There was also a little thrill in knowing that, in fact, each of my children are in alive in me... all ten of them; those that are with us and those that are not.  I know God knows and loves His children when he places that perfect person in our path to give us a little something.  To me, the evidence of God's love is in the gifts he gives us that we don't need, or in our mortal frailty could ever deserve, and have never even asked for.


Guy and I wandered the neighboring Old Town Auburn that day with that sweet baby girl, our interloper, our chaperon.  Bundled against the chill 50+ degree air with frigid gusts of wind, we laughed as we passed a sign that sat in the front window of a touristy-clothing-store - the type of store where men with round bellies can find white linen pants and palm tree patterned shirts to wear golfing in some far-off tropical destination. "Maui - 78 Degrees, Sunny", it bragged.  Yah, yah.  I know.  Hawaii is great.  Thanks for the reminder.



As we headed home that evening, we decided to stop for dinner.  Feeling super frugal-proud, I looked up the restaurant I had given Guy a Groupon for as an anniversary gift.  Upon checking the menu online, I learned that the Groupon wasn't the great deal I thought it would be because the entrees were about $20 a piece, and it was still a few days from payday.
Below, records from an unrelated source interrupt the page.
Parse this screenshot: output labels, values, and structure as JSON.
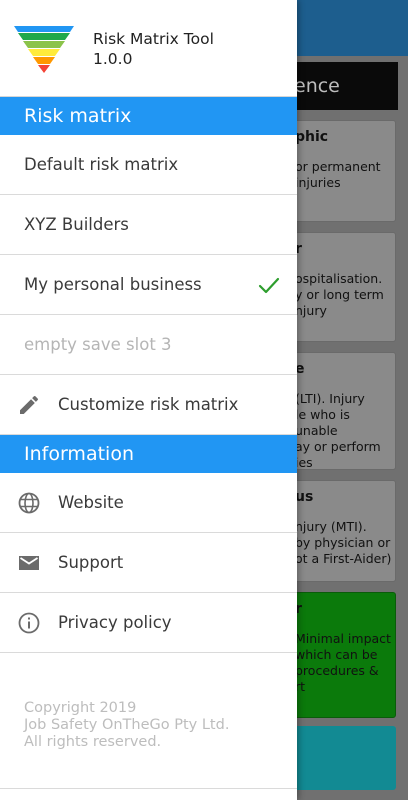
{
  "background": {
    "tab_label": "ence",
    "cards": [
      {
        "title": "phic",
        "body": [
          "or permanent",
          "injuries"
        ]
      },
      {
        "title": "r",
        "body": [
          "ospitalisation.",
          "y or long term",
          "njury"
        ]
      },
      {
        "title": "e",
        "body": [
          "(LTI). Injury",
          "le who is unable",
          "ay or perform",
          "ies"
        ]
      },
      {
        "title": "us",
        "body": [
          "njury (MTI).",
          "by physician or",
          "ot a First-Aider)"
        ]
      },
      {
        "title": "r",
        "body": [
          "Minimal impact",
          "which can be",
          "procedures &",
          "rt"
        ]
      }
    ]
  },
  "drawer": {
    "app_title": "Risk Matrix Tool",
    "app_version": "1.0.0",
    "risk_section": "Risk matrix",
    "risk_items": [
      {
        "label": "Default risk matrix"
      },
      {
        "label": "XYZ Builders"
      },
      {
        "label": "My personal business",
        "selected": true
      },
      {
        "label": "empty save slot 3",
        "disabled": true
      }
    ],
    "customize_label": "Customize risk matrix",
    "info_section": "Information",
    "info_items": [
      {
        "label": "Website",
        "icon": "globe-icon"
      },
      {
        "label": "Support",
        "icon": "mail-icon"
      },
      {
        "label": "Privacy policy",
        "icon": "info-icon"
      }
    ],
    "copyright": [
      "Copyright 2019",
      "Job Safety OnTheGo Pty Ltd.",
      "All rights reserved."
    ]
  },
  "colors": {
    "accent": "#2196f3",
    "check": "#2e9e2e",
    "card_green": "#0b7a0b",
    "card_teal": "#128a93"
  }
}
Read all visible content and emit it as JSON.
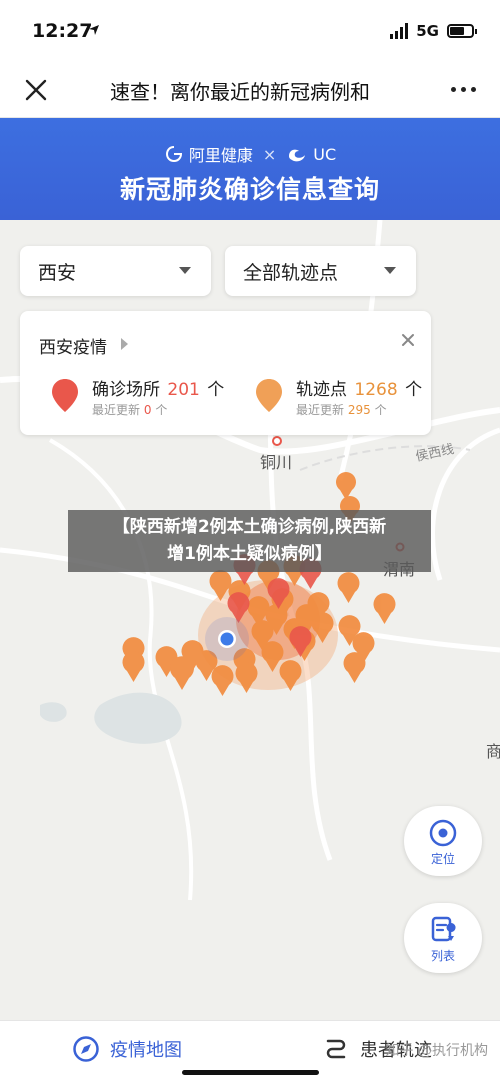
{
  "status_bar": {
    "time": "12:27",
    "network": "5G"
  },
  "nav": {
    "title": "速查！离你最近的新冠病例和"
  },
  "banner": {
    "brand_alihealth": "阿里健康",
    "separator": "×",
    "brand_uc": "UC",
    "title": "新冠肺炎确诊信息查询"
  },
  "filters": {
    "city": "西安",
    "category": "全部轨迹点"
  },
  "card": {
    "title": "西安疫情",
    "confirmed": {
      "label": "确诊场所",
      "count": "201",
      "unit": "个",
      "sub_label": "最近更新",
      "sub_count": "0",
      "sub_unit": "个"
    },
    "tracks": {
      "label": "轨迹点",
      "count": "1268",
      "unit": "个",
      "sub_label": "最近更新",
      "sub_count": "295",
      "sub_unit": "个"
    }
  },
  "map": {
    "label_tongchuan": "铜川",
    "label_weinan": "渭南",
    "label_railway": "侯西线",
    "label_shang": "商"
  },
  "headline": {
    "line1": "【陕西新增2例本土确诊病例,陕西新",
    "line2": "增1例本土疑似病例】"
  },
  "buttons": {
    "locate": "定位",
    "list": "列表"
  },
  "watermark": "知乎 @执行机构",
  "tabs": {
    "map": "疫情地图",
    "track": "患者轨迹"
  },
  "colors": {
    "primary": "#3a62d6",
    "confirmed": "#e9574b",
    "track": "#e8923b"
  }
}
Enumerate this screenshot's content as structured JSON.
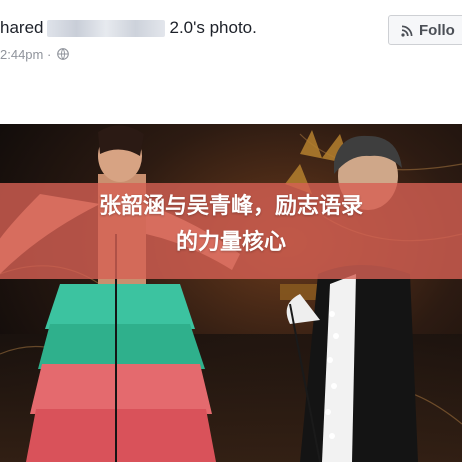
{
  "post": {
    "shared_prefix": "hared",
    "shared_suffix": "2.0's photo.",
    "time": "2:44pm",
    "separator": "·",
    "follow_label": "Follo"
  },
  "photo": {
    "caption_line1": "张韶涵与吴青峰，励志语录",
    "caption_line2": "的力量核心",
    "overlay_color": "#d66054"
  },
  "icons": [
    "globe-icon",
    "rss-icon"
  ]
}
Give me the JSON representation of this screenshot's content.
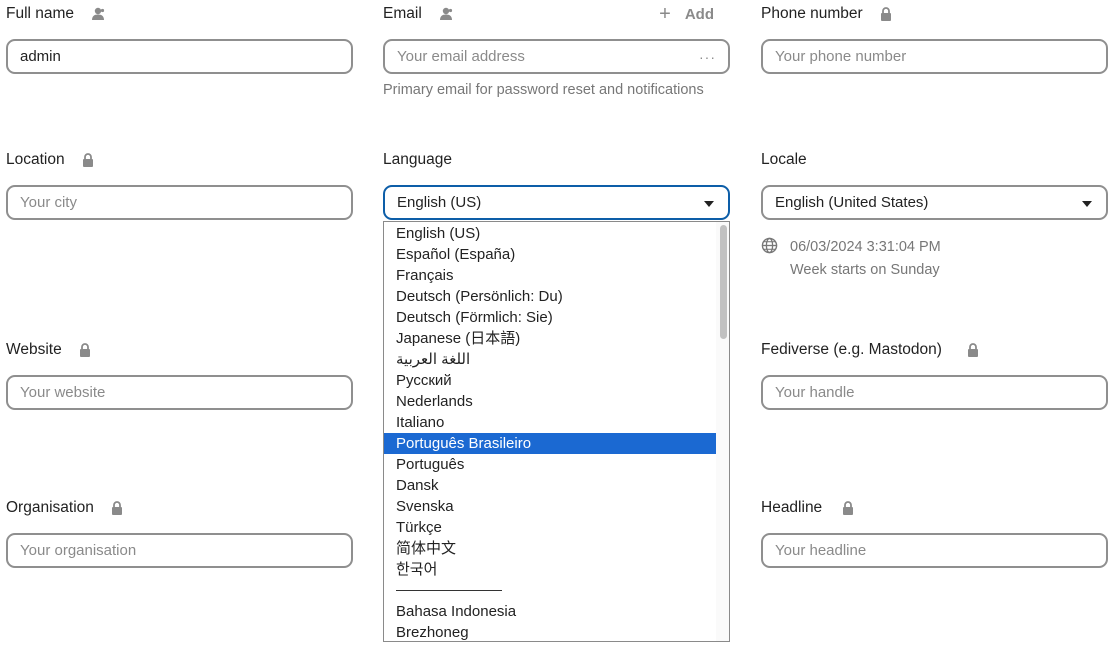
{
  "fields": {
    "full_name": {
      "label": "Full name",
      "value": "admin"
    },
    "email": {
      "label": "Email",
      "add_label": "Add",
      "placeholder": "Your email address",
      "more": "···",
      "helper": "Primary email for password reset and notifications"
    },
    "phone": {
      "label": "Phone number",
      "placeholder": "Your phone number"
    },
    "location": {
      "label": "Location",
      "placeholder": "Your city"
    },
    "language": {
      "label": "Language",
      "value": "English (US)"
    },
    "locale": {
      "label": "Locale",
      "value": "English (United States)",
      "datetime": "06/03/2024 3:31:04 PM",
      "week_start": "Week starts on Sunday"
    },
    "website": {
      "label": "Website",
      "placeholder": "Your website"
    },
    "fediverse": {
      "label": "Fediverse (e.g. Mastodon)",
      "placeholder": "Your handle"
    },
    "organisation": {
      "label": "Organisation",
      "placeholder": "Your organisation"
    },
    "headline": {
      "label": "Headline",
      "placeholder": "Your headline"
    }
  },
  "language_dropdown": {
    "options": [
      "English (US)",
      "Español (España)",
      "Français",
      "Deutsch (Persönlich: Du)",
      "Deutsch (Förmlich: Sie)",
      "Japanese (日本語)",
      "اللغة العربية",
      "Русский",
      "Nederlands",
      "Italiano",
      "Português Brasileiro",
      "Português",
      "Dansk",
      "Svenska",
      "Türkçe",
      "简体中文",
      "한국어",
      "",
      "Bahasa Indonesia",
      "Brezhoneg"
    ],
    "highlighted_index": 10,
    "separator_index": 17
  },
  "icons": {
    "user": "user-scope-icon",
    "lock": "lock-icon",
    "plus": "plus-icon",
    "globe": "globe-icon",
    "caret": "caret-down-icon"
  },
  "colors": {
    "focus_border": "#0d5ea8",
    "selection": "#1b69d2",
    "border": "#8f8f8f",
    "muted_text": "#777777"
  }
}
"Ooo, L&L is on the way home," Guy suggested, reminding me of the little take out joint with great Kalua Pig.  I don't know if it was a subconscious choice that stuck with our theme of NOT being in Hawaii, but it didn't occur to us that we were eating Hawaiian food until we were seated on the orange vinyl seats, our styrofoam plates piled high with rice, BBQ and Chicken Katsu.  Guy told me how he would stop here on his way to or from the hospital when he would come see me.  He had even brought me some one night.  We sat with the comfy glow that comes when you count your blessings. 

"There dear," Guy said, pointing his white plastic fork at the poster on the wall of the tropical sunset beach scene framed with palm trees, "You can look at it and pretend you're in Hawaii."

"I'm good," I smiled.




To my Sweetie, thank you for being you.  Thank you for all you do for us. The next twenty years is going to rock.  I love you.